Des Résistants à la rencontre des jeunes...
Sommaire
Raymond Aubrac : "Résister, un verbe qui se conjugue au présent", p1
Interventions des autres participants, p5
Retour aux questions des élèves, p6
Témoignages très poignants des autres résistants qui s’en sont sortis, p7
Le 15 mai 2007, au collège Vincent Scotto (Marseille), les élèves des classes de 3ème des collèges Romain Rolland, Pont-de-Vivaux et Vincent Scotto ainsi que des élèves de 1ère du lycée Marcel Pagnol ont accueilli Raymond Aubrac, ancien résistant et Commissaire de la République en compagnie d’autres résistants et intervenants :
Charles Biancheri, résistant de la Capelette ; Oswaldo Steddattu (résistant, fils de résistant et salarié des Aciéries du Nord) ; Auguste Fossatti (résistant du groupe combat) ANACR [1] ; Simone Moulet-Chiny (fille de Jules MOULET : résistant retrouvé dans le charnier de Signes) ANACR ; Reymond Tonneau (résistant du Vercors & écrivain), Luc Joule & Sébastien Jousse ( co-réalisateurs) du film Les réquisitions de Marseille , Jacqueline Cristofol (secrétaire de Raymond AUBRAC et épouse du 1er Maire élu à la libération Jean Cristofol), Paul Carpita (Réalisateur du film Le rendez vous des quais censuré pendant 35 ans) ; Robert Mencherini (universitaire, historien : histoire contemporaine).
Raymond Aubrac : "Résister, un verbe qui se conjugue au présent"

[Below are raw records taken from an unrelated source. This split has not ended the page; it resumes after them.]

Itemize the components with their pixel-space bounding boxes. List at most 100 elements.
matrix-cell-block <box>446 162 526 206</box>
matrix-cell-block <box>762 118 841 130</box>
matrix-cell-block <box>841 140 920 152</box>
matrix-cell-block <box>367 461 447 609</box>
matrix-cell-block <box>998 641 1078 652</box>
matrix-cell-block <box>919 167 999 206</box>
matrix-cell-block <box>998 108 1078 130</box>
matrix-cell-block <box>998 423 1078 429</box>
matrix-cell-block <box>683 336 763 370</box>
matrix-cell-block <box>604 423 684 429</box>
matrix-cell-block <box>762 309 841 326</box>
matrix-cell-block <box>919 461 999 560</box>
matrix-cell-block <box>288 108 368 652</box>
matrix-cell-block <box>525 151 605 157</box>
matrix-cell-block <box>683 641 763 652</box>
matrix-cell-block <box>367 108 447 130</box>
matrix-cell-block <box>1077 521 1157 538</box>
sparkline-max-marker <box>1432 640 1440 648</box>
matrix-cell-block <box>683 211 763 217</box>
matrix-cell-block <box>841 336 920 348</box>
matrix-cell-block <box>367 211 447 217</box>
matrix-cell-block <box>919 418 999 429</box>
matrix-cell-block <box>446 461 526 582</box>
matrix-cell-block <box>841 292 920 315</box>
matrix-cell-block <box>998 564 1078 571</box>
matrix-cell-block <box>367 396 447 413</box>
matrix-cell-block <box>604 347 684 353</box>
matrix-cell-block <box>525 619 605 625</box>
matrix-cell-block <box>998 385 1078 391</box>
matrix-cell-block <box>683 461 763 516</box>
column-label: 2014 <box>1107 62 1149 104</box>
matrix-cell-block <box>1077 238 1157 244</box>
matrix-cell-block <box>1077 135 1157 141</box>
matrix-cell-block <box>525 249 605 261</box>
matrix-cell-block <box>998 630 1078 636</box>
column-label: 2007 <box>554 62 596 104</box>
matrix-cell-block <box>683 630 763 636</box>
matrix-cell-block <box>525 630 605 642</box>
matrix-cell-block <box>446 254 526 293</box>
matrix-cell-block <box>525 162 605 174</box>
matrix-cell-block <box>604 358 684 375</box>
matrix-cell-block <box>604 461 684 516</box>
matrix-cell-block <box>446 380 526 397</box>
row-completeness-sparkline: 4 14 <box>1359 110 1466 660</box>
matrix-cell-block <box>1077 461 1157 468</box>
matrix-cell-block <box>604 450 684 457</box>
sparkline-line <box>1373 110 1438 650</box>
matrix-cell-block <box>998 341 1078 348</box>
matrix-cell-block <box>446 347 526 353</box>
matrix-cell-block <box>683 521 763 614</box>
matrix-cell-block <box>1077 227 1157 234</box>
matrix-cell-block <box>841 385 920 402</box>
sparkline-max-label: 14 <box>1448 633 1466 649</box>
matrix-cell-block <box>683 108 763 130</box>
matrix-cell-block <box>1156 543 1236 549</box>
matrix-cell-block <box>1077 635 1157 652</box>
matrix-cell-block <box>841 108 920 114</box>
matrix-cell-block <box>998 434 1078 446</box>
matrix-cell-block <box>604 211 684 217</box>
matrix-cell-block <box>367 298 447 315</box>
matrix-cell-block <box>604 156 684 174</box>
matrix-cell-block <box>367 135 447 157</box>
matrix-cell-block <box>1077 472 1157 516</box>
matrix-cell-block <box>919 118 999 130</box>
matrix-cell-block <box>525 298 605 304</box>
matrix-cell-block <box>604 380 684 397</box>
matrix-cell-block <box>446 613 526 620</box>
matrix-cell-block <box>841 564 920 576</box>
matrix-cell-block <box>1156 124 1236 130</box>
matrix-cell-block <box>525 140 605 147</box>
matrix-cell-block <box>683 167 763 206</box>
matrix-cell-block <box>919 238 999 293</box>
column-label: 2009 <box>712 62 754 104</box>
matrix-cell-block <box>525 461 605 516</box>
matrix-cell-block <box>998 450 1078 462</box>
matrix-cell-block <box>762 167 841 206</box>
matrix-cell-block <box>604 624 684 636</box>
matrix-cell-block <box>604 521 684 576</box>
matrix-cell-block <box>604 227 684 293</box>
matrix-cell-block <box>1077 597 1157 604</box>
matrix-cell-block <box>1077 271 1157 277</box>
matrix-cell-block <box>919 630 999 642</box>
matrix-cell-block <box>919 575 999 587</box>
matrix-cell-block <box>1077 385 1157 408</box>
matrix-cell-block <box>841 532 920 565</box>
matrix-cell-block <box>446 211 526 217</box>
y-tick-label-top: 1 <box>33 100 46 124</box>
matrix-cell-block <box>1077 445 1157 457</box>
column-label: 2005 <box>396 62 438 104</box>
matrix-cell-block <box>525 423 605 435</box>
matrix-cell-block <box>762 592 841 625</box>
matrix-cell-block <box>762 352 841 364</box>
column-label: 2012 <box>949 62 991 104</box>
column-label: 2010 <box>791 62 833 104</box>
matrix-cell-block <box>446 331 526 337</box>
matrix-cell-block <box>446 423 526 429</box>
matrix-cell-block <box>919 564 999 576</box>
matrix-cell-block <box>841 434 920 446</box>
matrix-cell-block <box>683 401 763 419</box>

Raymond Aubrac a ouvert le débat en présentant son action : après la défaite de la France, il s’engage dès 1940 dans la résistance en zone Sud. Membre actif avec sa femme du mouvement Libération Sud, il rencontre à Lyon, en 1942, Jean Moulin alias Rex, le représentant du général de Gaulle en France. Responsable du secteur militaire de Libération, il fait partie de l’armée secrète du général Delestraint qui est arrêté en 1943. Peu après, Raymond Aubrac et Jean Moulin seront arrêtés à Caluire près de Lyon par les Allemands. Atrocement torturés par Klaus Barbie, Jean Moulin mourra lors de son transfert en Allemagne tandis que Raymond Aubrac pourra s’échapper grâce à sa femme, Lucie et à un groupe de camarades. De là, ils rejoignent clandestinement l’Angleterre où naîtra peu après leur fille, puis Raymond Aubrac partira à Alger et rencontrera le Général de Gaulle. Préférant le combat aux débats de L’Assemblée consultative provisoire à Alger, il s’engage dans les parachutistes et suit un entraînement intensif. Cependant, début août 1944, le Général de Gaulle le rappelle à Alger et le nomme Commissaire de la République pour la région de Marseille. Il reçoit pour mission :
de ne pas laisser les autorités Alliées administrer les territoires français qui seraient libérés après l’opération Dragon de débarquement sur les côtes françaises de la Méditerranée, prévue pour le 15 août 1944
de s’occuper de la population civile.